Nvidia shows off Tesla K10 performance
No single-precision flops anxiety here
ISC 2012 The Top 500 supercomputer ranking is based on the performance of machines running the Linpack Fortran matrix math benchmark using double-precision floating point math, but a lot of applications will do just fine with single-precision math. And it is for these workloads, graphics chip maker and supercomputing upstart Nvidia says, that it designed the new Tesla K10 server coprocessors.

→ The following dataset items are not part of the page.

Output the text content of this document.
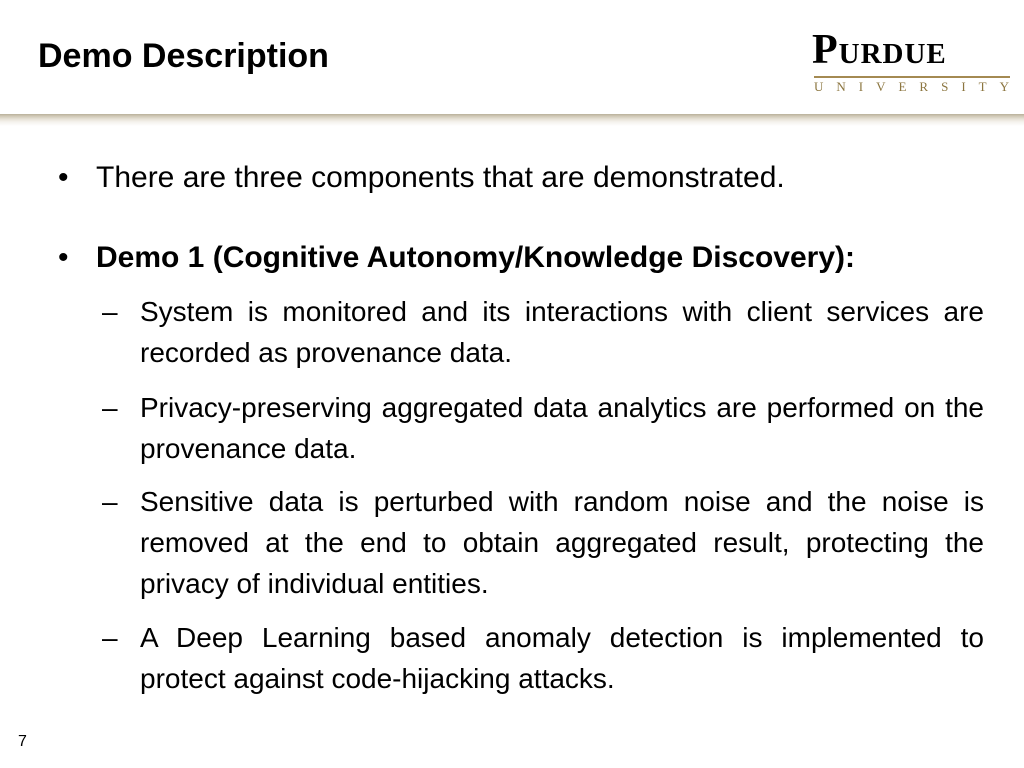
Demo Description	Purdue
UNIVERSITY
• There are three components that are demonstrated.
• Demo 1 (Cognitive Autonomy/Knowledge Discovery):
– System is monitored and its interactions with client services are recorded as provenance data.
– Privacy-preserving aggregated data analytics are performed on the provenance data.
– Sensitive data is perturbed with random noise and the noise is removed at the end to obtain aggregated result, protecting the privacy of individual entities.
– A Deep Learning based anomaly detection is implemented to protect against code-hijacking attacks.
7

Nvidia just hosted its own GPU Technical Conference back in May, where it unveiled the next-generation Tesla K10 and K20 GPU coprocessors: the "Kepler" GK104 and GK110 GPUs that are used in these two server coprocessor cards and some of the new hardware and software features that will make them substantially better coprocessors than the existing "Fermi" Tesla 20 series.
Nvidia left a little something for the International Super Computing conference in Hamburg, Germany this week, however, talking about the uptake of GPU coprocessing among the HPC sites in the world and providing some real-world benchmarks on the Tesla K10 that are more indicative of performance than raw peak number-crunching oomph or the Linpack test.
The ramp of coprocessors has been pretty fast since the "Roadrunner" hybrid, which married Advanced Micro Devices' Opteron CPUs to IBM's Cell Power-derived vector coprocessors to become the first machine to break the petaflops barrier four years ago. It demonstrated on a vast scale the benefits of using a parallel coprocessor to do offloaded math in a massively parallel supercomputer cluster.
The ramp of GPU coprocessors in the Top 500 supercomputer list
Nvidia launched the first Tesla GPU coprocessors in 2007, and reworked them to support a modicum of double-precision math in 2008. With the "Fermi" series of Tesla 20 series GPUs in 2010, the GPU coprocessors got error correction on their GDDR memory and a slew of features, including a much-improved CUDA programming environment that made the Tesla 20s not only the cheap math option, but one from which HPC centers could get some actual work done without having to be a Department of Energy nuke lab with seemingly unlimited budgets.
The June 2012 ranking announced at ISC this week showed 58 coprocessor-assisted machines. Of those, 53 use Nvidia Tesla GPU coprocessors, two use AMD Radeon graphics cards, and one uses Intel's "Knights Corner" MIC x86-coprocessor, now known as the Xeon Phi chip. But this ramp is not as important perhaps as where the coprocessors are being added, and who is adding them to their machines.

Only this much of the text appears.